Aku terus melihat kepergian mereka hingga mobil itu bergerak meninggalkan pasar.

Kulihat ibu senyum-senyum menatapku.

"hayo kita belanja nak, nanti keburu siang. Itu camernya udah pulang kok jangan dilihatin terus" ibu kembali menggodaku sambil menahan senyum.

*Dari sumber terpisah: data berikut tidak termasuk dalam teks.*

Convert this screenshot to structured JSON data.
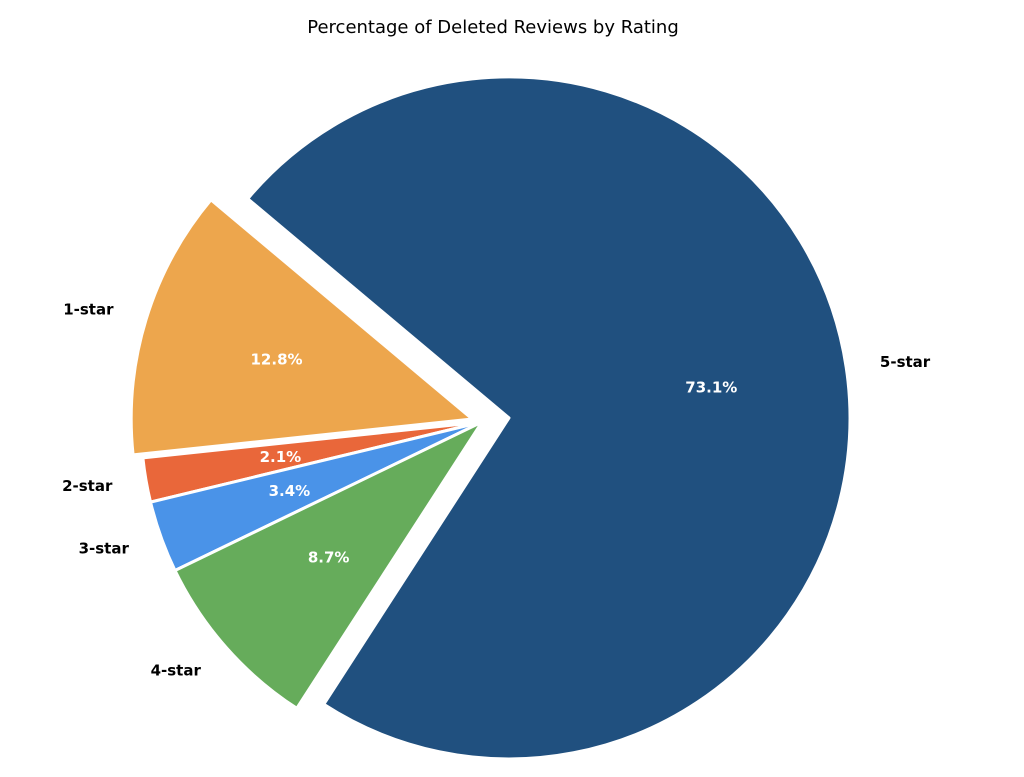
{
  "chart_data": {
    "type": "pie",
    "title": "Percentage of Deleted Reviews by Rating",
    "categories": [
      "1-star",
      "2-star",
      "3-star",
      "4-star",
      "5-star"
    ],
    "values": [
      12.8,
      2.1,
      3.4,
      8.7,
      73.1
    ],
    "value_labels": [
      "12.8%",
      "2.1%",
      "3.4%",
      "8.7%",
      "73.1%"
    ],
    "colors": [
      "#EDA64D",
      "#E9673A",
      "#4A93E8",
      "#66AC5B",
      "#20507F"
    ],
    "explode": [
      0.03,
      0,
      0,
      0,
      0.08
    ],
    "start_angle": 140,
    "direction": "counterclockwise"
  }
}
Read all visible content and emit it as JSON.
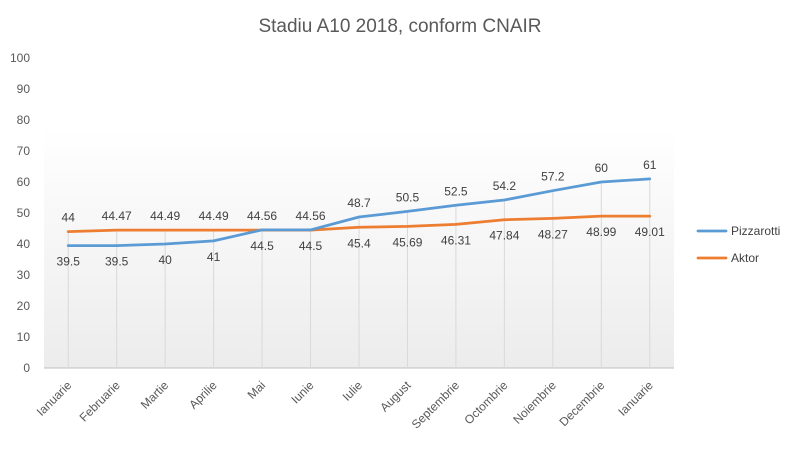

"Ibu. Maryam cuma sedikit grogi bu. Karena maryam  tidak  terlalu dekat sama bude rini selama ini" jelasku sambil mengikuti langkah ibu untuk mulai memilih sayur-sayur. Memang beberapa kali aku dan ibu mencoba untuk kerumah bude rini dengan maksud ingin mengobrol tentang Islam. Beberapa kali itu juga qadarullah belum pernah bertemu.
Lain dengan ibu. Mungkin sering bertemu pas arisan Rt dan pengajian rutin sebulan sekali dimushola komplek kami.

"Iya, bude rini itu lumayan sibuk maryam. Mengurusi rumah yang besar itu dan beberapa usaha catringnya. Yah mudah-mudahan nanti dapat menantu yang bisa ngobrolin Islam bersama, mengajak beliau berislam kaffah dan membantu-bantu beliau" sahut ibu sambil tersenyum simpul dan memasukkan beberapa sayuran kedalam keranjang.

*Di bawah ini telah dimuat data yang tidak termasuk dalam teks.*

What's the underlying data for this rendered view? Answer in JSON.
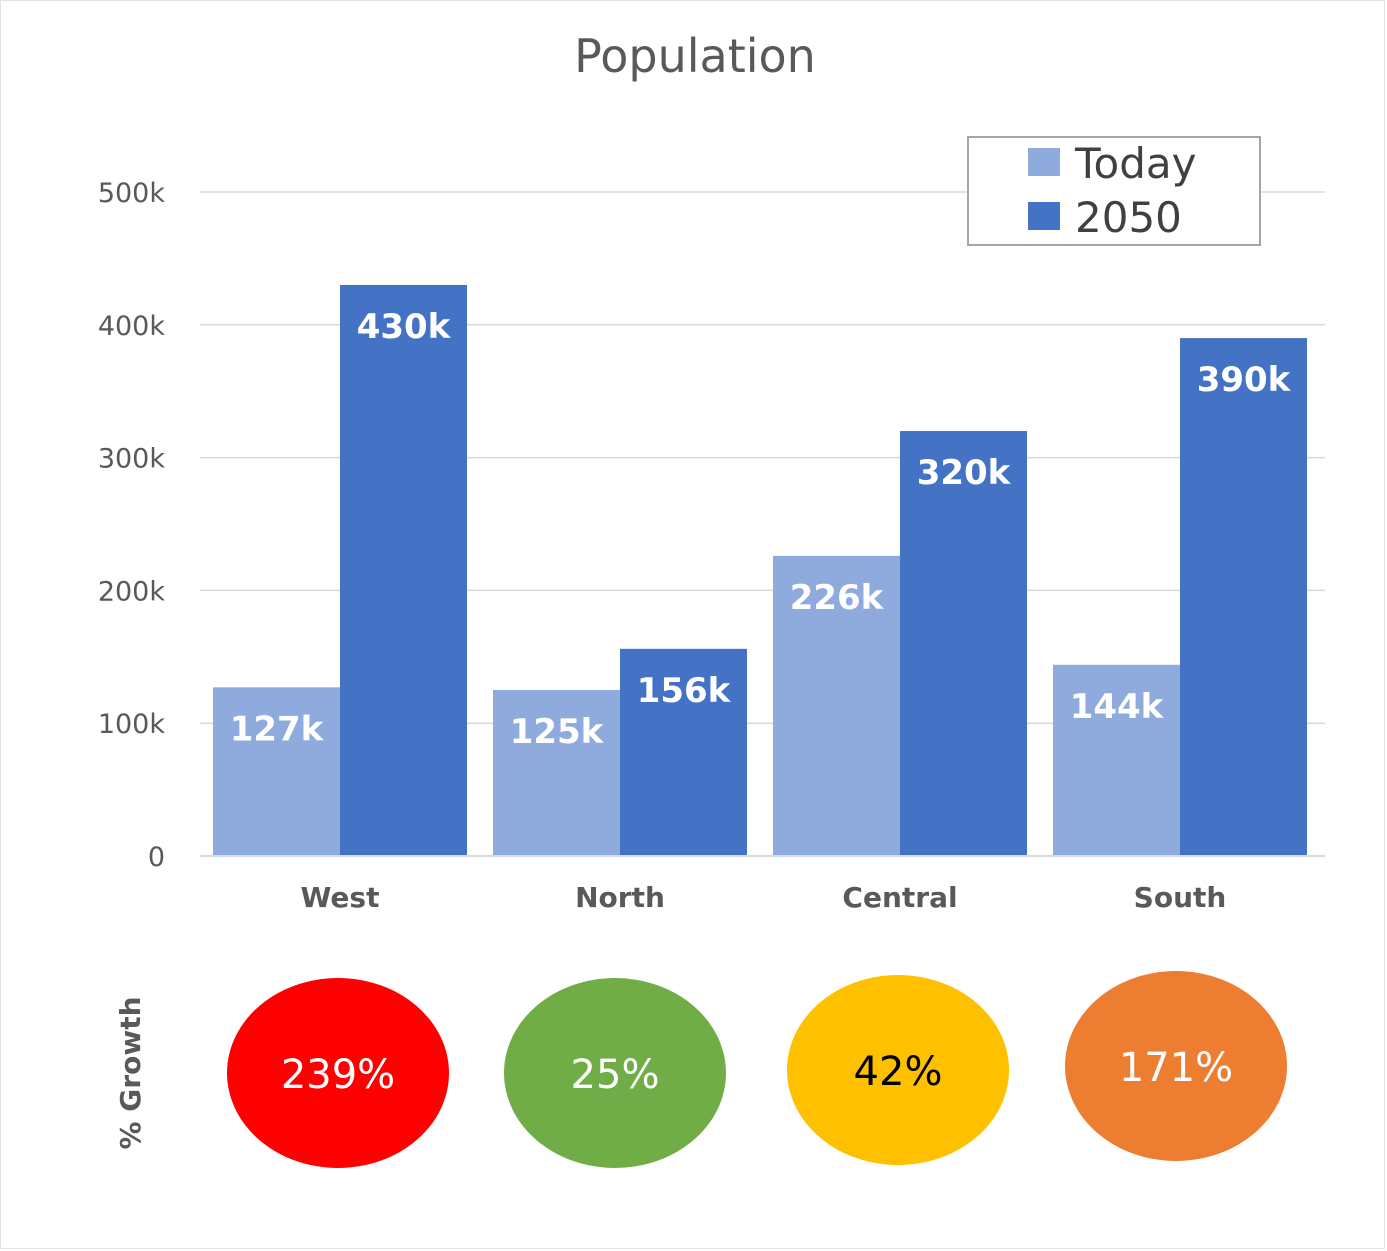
{
  "chart_data": {
    "type": "bar",
    "title": "Population",
    "categories": [
      "West",
      "North",
      "Central",
      "South"
    ],
    "series": [
      {
        "name": "Today",
        "values": [
          127000,
          125000,
          226000,
          144000
        ],
        "labels": [
          "127k",
          "125k",
          "226k",
          "144k"
        ],
        "color": "#8faadc"
      },
      {
        "name": "2050",
        "values": [
          430000,
          156000,
          320000,
          390000
        ],
        "labels": [
          "430k",
          "156k",
          "320k",
          "390k"
        ],
        "color": "#4472c4"
      }
    ],
    "ylim": [
      0,
      500000
    ],
    "yticks": [
      {
        "value": 0,
        "label": "0"
      },
      {
        "value": 100000,
        "label": "100k"
      },
      {
        "value": 200000,
        "label": "200k"
      },
      {
        "value": 300000,
        "label": "300k"
      },
      {
        "value": 400000,
        "label": "400k"
      },
      {
        "value": 500000,
        "label": "500k"
      }
    ],
    "grid": true,
    "legend_position": "top-right"
  },
  "growth": {
    "axis_label": "% Growth",
    "items": [
      {
        "category": "West",
        "value": 239,
        "label": "239%",
        "color": "#ff0000",
        "text_color": "#ffffff"
      },
      {
        "category": "North",
        "value": 25,
        "label": "25%",
        "color": "#70ad47",
        "text_color": "#ffffff"
      },
      {
        "category": "Central",
        "value": 42,
        "label": "42%",
        "color": "#ffc000",
        "text_color": "#000000"
      },
      {
        "category": "South",
        "value": 171,
        "label": "171%",
        "color": "#ed7d31",
        "text_color": "#ffffff"
      }
    ]
  },
  "colors": {
    "gridline": "#d9d9d9",
    "axis_text": "#595959"
  }
}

Aku hanya tersenyum. Dalam hati membathin  membayangkan jika mempunyai dua ibu. Dimana nanti kita akan ngobrol-ngobrol perkara Islam.  Ngobrolin Islam yang tidak da habisnya jika dibahas. Nanti kita akan bersama-sama thalabul ilmi seperti yang biasa kulakukan dengan ibu kandungku. Dan semoga dengannya tim dakwah keluarga akan semakin bertambah.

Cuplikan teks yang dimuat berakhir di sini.